Come, read the stories in the stars
with me and find your song
in the silent power of the soil
on your worn shoes and grass
that stains your jeaned knees.
America has poured her history
into you in hope you'll embrace it,
in hope you'll see the poetry in the dust
kicked up by herds of wild horses, in the thick
heat of summer air and in the irony
of snow-covered black moonless nights.
Let your awkward notes slip
into the lazy country sky
until they become the wink of stars
offering dreams to the empty prairie.


Annual Toads

I was seven and named mine Gus. We'd caught toads
in a murky old creek about a mile from my house,
my brother said it ran straight into Lake Erie. I wanted
to train that toad and take him to school with me.
On the playground he would do tricks, the other kids
would want one too, they'd call me Toad Man.
We'd even make cover of the yearbook. But,
after two days all he'd done was pee on my hand.
I didn't have any idea what to feed him, so my brother
and I decided to release them in the sandbox. We set
them down and they hopped away. I stepped back
into a thicket of milkweed. Under my bare foot I felt
a rubbery squish. We rushed him to the ER of our garage.
I disassembled an old matchbox car and removed the rear axle.
Derek made the cart and the toad died when we strapped
it to him with a twist-tie from a bread bag. We buried him in a ratty
washcloth that summer, right underneath the Tulips
in the flowerbed. That was the first time I heard the term 'annual'.
Tulips were perennials, Gus was a perennial, and Derek
said that he and I were perennials too. I didn't always believe
him though. That creek might have run into Lake Erie,
then into the ocean, and all the way to China.
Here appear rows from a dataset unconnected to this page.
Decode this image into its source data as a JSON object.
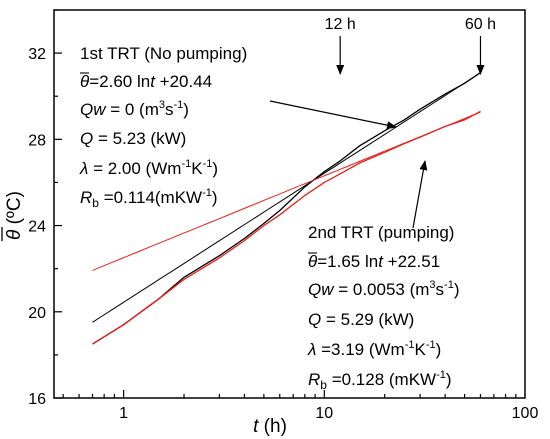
{
  "chart_data": {
    "type": "line",
    "xlabel": "t (h)",
    "xlabel_var": "t",
    "xlabel_unit": " (h)",
    "ylabel": "θ̄ (ºC)",
    "ylabel_var": "θ",
    "ylabel_unit": " (ºC)",
    "x_scale": "log",
    "xlim": [
      0.45,
      100
    ],
    "ylim": [
      16,
      34
    ],
    "x_ticks": [
      1,
      10,
      100
    ],
    "y_ticks": [
      16,
      20,
      24,
      28,
      32
    ],
    "x_tick_labels": [
      "1",
      "10",
      "100"
    ],
    "y_tick_labels": [
      "16",
      "20",
      "24",
      "28",
      "32"
    ],
    "grid": false,
    "series": [
      {
        "name": "1st TRT (No pumping)",
        "color": "#000000",
        "fit": {
          "a": 2.6,
          "b": 20.44
        },
        "x": [
          0.7,
          1,
          1.5,
          2,
          3,
          4,
          5,
          6,
          8,
          10,
          12,
          15,
          20,
          25,
          30,
          40,
          50,
          60
        ],
        "y": [
          18.5,
          19.4,
          20.6,
          21.6,
          22.6,
          23.4,
          24.1,
          24.7,
          25.8,
          26.5,
          27.0,
          27.7,
          28.4,
          28.9,
          29.4,
          30.1,
          30.6,
          31.1
        ]
      },
      {
        "name": "2nd TRT (pumping)",
        "color": "#e8201c",
        "fit": {
          "a": 1.65,
          "b": 22.51
        },
        "x": [
          0.7,
          1,
          1.5,
          2,
          3,
          4,
          5,
          6,
          8,
          10,
          12,
          15,
          20,
          25,
          30,
          40,
          50,
          60
        ],
        "y": [
          18.5,
          19.4,
          20.6,
          21.5,
          22.5,
          23.3,
          24.0,
          24.5,
          25.4,
          26.0,
          26.4,
          26.9,
          27.4,
          27.8,
          28.1,
          28.6,
          28.9,
          29.3
        ]
      }
    ],
    "markers": [
      {
        "label": "12 h",
        "x": 12
      },
      {
        "label": "60 h",
        "x": 60
      }
    ],
    "annotations": {
      "first": {
        "title": "1st TRT (No pumping)",
        "eq_var": "θ",
        "eq_rest": "=2.60 ln",
        "eq_t": "t",
        "eq_tail": " +20.44",
        "qw_var": "Qw",
        "qw_val": " = 0 (m",
        "qw_sup1": "3",
        "qw_mid": "s",
        "qw_sup2": "-1",
        "qw_end": ")",
        "q_var": "Q",
        "q_val": " = 5.23 (kW)",
        "lam_var": "λ",
        "lam_val": " = 2.00 (Wm",
        "lam_sup1": "-1",
        "lam_mid": "K",
        "lam_sup2": "-1",
        "lam_end": ")",
        "rb_var": "R",
        "rb_sub": "b",
        "rb_val": " =0.114(mKW",
        "rb_sup": "-1",
        "rb_end": ")"
      },
      "second": {
        "title": "2nd TRT (pumping)",
        "eq_var": "θ",
        "eq_rest": "=1.65 ln",
        "eq_t": "t",
        "eq_tail": " +22.51",
        "qw_var": "Qw",
        "qw_val": " = 0.0053 (m",
        "qw_sup1": "3",
        "qw_mid": "s",
        "qw_sup2": "-1",
        "qw_end": ")",
        "q_var": "Q",
        "q_val": " = 5.29 (kW)",
        "lam_var": "λ",
        "lam_val": " =3.19 (Wm",
        "lam_sup1": "-1",
        "lam_mid": "K",
        "lam_sup2": "-1",
        "lam_end": ")",
        "rb_var": "R",
        "rb_sub": "b",
        "rb_val": " =0.128 (mKW",
        "rb_sup": "-1",
        "rb_end": ")"
      }
    }
  }
}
Wearing your Heart on your Ankles

I like to wear mismatched socks,
use them as a private metaphor
for my most concealed secrets.

There’s an excitement in knowing
what others don’t,
even if you’ve designed it that way.

But, sometimes in public –
say sitting at the mall or on a sidewalk bench –
I’ll stretch one leg first and nudge the cuff
of my jeans so my white ankle shows,
then switch and unveil the black,
roll my foot, parade it a little
like a mute devil on my shoulder.

Then I wait to see who noticed.

I rarely get a response, unless some man
pushing a stroller trips over my foot.

Isn’t there something jarring
about the holiness of babies
that uncoils guilt? A guilt like
only a son can feel for the love
of his mother.

Am I some bizarre brother
of that pastor on the evening news
spreading the wings of his trench coat
in the seam of the freeway?

(He told the police he’d rather
feel the wind fondle him
than let the confused teenage girls
kneel at his private pulpit …
and after all, he wasn’t Catholic …)

I watched the news that night
with my mother. She used the word grotesque.
I said jealousy and a man’s primal urge
to see his name in the paper were excusable sins.